In Your Dreams: Falling, Flying, and Other Dream Themes by Gayle Delaney | Teen Ink

In Your Dreams: Falling, Flying, and Other Dream Themes by Gayle Delaney

December 9, 2013
By June Diep BRONZE, Berlin, New Jersey
June Diep BRONZE, Berlin, New Jersey
2 articles 0 photos 0 comments

Do you ever question the imaginations in your wildest dreams, literally? That’s what Gayle Delaney, the author of In Your Dreams, wanted to break down in her “new kind of dream dictionary.” With the uncertainty and curiosity of dreams, people grew more impatient in looking for answers. In her book, she wants the reader to be able to interpret the dream in their own way with little guidance so they can experience the connection directly. She believes the brain works in ways to manipulate dream situations to mimic the conflicts in the reader’s real life. “But I don’t believe in one-size fits-all dream meanings. And after reading just a few pages in this book neither will you,” she says. Without giving straight-forward answers Delaney attempts to explain the personal reasoning for dreams.

Gayle Delaney is a PhD in clinical psychology and the founding president of the International Association for the Study of Dreams. I believe I’m safe to say that Delaney is passionate about her dream studies and is well qualified to write a book on this topic.

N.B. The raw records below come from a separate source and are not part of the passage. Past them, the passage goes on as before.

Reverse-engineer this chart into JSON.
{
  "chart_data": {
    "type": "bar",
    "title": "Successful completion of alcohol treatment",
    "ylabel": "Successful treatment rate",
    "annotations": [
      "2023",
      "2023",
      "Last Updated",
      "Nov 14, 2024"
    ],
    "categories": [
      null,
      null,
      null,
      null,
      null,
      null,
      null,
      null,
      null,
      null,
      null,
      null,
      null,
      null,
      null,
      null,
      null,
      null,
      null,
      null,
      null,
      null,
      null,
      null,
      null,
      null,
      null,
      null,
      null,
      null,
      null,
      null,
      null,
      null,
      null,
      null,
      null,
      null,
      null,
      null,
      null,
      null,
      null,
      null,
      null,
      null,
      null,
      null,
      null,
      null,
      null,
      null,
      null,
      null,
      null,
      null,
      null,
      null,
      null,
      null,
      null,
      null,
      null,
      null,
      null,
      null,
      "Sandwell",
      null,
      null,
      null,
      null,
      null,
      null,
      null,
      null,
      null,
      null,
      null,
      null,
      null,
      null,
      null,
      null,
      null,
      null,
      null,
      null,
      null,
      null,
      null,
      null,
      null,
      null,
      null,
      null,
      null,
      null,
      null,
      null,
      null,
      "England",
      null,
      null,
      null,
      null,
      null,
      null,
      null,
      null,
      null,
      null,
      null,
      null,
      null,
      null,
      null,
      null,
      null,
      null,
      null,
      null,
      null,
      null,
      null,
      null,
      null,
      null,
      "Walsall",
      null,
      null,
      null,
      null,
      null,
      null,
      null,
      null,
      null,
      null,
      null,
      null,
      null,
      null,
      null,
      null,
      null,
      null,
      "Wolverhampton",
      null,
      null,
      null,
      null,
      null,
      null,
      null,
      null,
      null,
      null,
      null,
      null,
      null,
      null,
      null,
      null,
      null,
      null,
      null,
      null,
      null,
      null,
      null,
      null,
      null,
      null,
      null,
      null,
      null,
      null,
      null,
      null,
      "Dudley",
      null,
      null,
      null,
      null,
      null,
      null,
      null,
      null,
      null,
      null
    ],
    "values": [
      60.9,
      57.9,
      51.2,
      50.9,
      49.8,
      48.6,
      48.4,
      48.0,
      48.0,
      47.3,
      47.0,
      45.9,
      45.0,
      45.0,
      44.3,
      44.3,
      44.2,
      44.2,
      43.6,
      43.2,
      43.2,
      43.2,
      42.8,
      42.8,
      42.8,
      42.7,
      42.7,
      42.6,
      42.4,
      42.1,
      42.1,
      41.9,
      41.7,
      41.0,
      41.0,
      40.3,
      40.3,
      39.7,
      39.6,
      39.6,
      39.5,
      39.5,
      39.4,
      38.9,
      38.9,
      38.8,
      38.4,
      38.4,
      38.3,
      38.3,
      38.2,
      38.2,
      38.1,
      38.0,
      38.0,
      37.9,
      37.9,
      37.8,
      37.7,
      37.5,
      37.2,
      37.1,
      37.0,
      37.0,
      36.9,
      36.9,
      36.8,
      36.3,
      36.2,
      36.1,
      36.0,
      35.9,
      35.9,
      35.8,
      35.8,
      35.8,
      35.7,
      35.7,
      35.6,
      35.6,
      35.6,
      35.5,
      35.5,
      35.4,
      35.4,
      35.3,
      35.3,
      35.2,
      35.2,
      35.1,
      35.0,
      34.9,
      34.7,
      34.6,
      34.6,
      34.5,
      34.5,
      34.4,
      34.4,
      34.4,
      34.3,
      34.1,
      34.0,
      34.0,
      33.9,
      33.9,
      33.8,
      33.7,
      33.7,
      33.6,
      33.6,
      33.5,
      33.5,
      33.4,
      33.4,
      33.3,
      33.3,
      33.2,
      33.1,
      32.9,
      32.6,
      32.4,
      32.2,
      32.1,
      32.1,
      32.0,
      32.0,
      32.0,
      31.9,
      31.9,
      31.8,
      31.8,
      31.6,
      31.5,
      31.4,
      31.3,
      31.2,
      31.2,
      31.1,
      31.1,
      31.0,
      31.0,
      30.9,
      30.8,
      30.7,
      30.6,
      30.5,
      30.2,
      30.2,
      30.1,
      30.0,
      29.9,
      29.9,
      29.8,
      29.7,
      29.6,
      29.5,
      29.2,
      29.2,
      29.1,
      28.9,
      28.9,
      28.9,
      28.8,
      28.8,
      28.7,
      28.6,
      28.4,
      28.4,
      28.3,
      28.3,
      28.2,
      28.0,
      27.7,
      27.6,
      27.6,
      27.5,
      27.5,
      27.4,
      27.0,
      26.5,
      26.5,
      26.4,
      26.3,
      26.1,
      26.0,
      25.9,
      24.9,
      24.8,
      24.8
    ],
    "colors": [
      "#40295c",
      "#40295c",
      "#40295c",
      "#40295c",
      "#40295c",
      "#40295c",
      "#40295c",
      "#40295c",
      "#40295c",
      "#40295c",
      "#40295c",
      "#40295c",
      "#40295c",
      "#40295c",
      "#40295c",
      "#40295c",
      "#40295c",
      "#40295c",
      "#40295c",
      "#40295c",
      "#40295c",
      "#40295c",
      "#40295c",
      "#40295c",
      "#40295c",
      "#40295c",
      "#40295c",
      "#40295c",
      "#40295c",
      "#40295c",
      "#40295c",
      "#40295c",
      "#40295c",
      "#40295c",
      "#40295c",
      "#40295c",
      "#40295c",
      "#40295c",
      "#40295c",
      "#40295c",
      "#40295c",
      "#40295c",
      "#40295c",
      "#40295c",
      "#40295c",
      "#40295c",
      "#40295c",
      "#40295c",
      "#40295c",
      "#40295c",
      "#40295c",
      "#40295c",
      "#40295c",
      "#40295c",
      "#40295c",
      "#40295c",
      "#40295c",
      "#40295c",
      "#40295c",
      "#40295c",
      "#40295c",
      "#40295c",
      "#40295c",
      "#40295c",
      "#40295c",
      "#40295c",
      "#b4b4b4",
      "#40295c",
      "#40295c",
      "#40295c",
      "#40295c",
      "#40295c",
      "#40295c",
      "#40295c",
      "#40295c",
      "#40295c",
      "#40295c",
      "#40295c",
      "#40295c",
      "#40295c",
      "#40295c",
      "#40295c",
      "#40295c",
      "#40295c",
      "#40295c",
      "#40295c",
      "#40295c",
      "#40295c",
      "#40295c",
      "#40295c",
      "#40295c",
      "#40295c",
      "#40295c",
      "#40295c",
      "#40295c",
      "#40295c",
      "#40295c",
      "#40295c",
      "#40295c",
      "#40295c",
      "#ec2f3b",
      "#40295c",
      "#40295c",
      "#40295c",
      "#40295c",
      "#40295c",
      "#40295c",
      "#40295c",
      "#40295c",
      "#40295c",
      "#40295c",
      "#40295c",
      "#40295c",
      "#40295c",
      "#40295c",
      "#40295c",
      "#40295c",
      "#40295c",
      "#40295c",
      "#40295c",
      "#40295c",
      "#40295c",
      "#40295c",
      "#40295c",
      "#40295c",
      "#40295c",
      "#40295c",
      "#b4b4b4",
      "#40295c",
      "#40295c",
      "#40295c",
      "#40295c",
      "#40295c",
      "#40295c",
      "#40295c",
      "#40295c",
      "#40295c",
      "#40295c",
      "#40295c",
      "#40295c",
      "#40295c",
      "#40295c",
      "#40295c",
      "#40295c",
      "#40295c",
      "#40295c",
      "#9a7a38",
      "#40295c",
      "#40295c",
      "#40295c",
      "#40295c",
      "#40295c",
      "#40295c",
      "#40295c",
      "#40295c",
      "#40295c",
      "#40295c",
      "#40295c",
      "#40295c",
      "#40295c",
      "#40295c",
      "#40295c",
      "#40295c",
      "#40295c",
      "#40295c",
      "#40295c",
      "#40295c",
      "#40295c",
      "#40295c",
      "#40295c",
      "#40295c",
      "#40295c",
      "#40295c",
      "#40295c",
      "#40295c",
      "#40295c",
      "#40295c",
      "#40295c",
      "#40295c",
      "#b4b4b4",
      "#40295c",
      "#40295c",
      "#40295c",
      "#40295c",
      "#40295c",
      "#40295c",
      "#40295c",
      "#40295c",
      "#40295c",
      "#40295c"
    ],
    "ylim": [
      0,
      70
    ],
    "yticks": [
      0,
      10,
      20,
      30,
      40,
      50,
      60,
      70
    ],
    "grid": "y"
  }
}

Because of her occupation, she involved her studies with various patients with dream interpretations as sample dreams in this book. To further help the reader, she also includes what other analysts have said about the given dream topic.

The book begins with guidelines to recalling dreams and “The Dream Interview Method,” which Delaney has formulated to help patients and readers begin the process of analyzing. Then she goes into part one of the book, introducing common dreams and her studies from patients. The results from patients became repetitive and the connections to their lives sounded all too similar. This made me question the accuracy of her findings and if every dream holds the same meanings. In part two, Delaney discusses dream elements that include characters, settings, and objects in dreams. Most of the reasoning relates to portraying celebrities or other famous people in dreams as someone who relates to the reader in real life. The third part of the book ties the knowledge learned from the first two parts together. In using the sample dreams and reading the theories behind the dreams, the reader can now make their own dream studies and share them with other people.

My overall reaction was disappointing. I can blame some of that on myself, because I wasn’t quite sure what I was expecting to find in this book. I was perhaps expecting more fascinating interpretations or complex answers to why I dream the things I do. “All of us are naturally curious about the odd, puzzling, sometimes delightful, sometimes terrifying stories that come from our brains in sleep,” she agrees. But what I did get out of the book was that whatever dreams may mean, they don’t have to be so complicated. Since my brain is the one to come up with the dreams, they should be directly related to my life and symbolize a real life conflict or situation into a strange experience that goes on while I sleep.

I think reading a book like this for high school kids isn’t the best because it does not hold much educational value, but I think the book expands the mind into new concepts of dreams. If high school kids were to read this they might undergo the same feelings I did of disappointment and have a realization to the reality of dreams. I am left with more questions than answers from this book. Like, wondering if dreams can even be considered fake or real because of the relation to life experiences. But, what I’ve learned from the book is, “We all want straightforward answers to the puzzles of our dreams. Yet we know that an interpretation that fails to take into account that particular conditions of our lives and personalities and the particular details of our dream can never be accurate.” As simple as the reader wants the answers to be, they aren’t and that’s the take away students could learn from this book.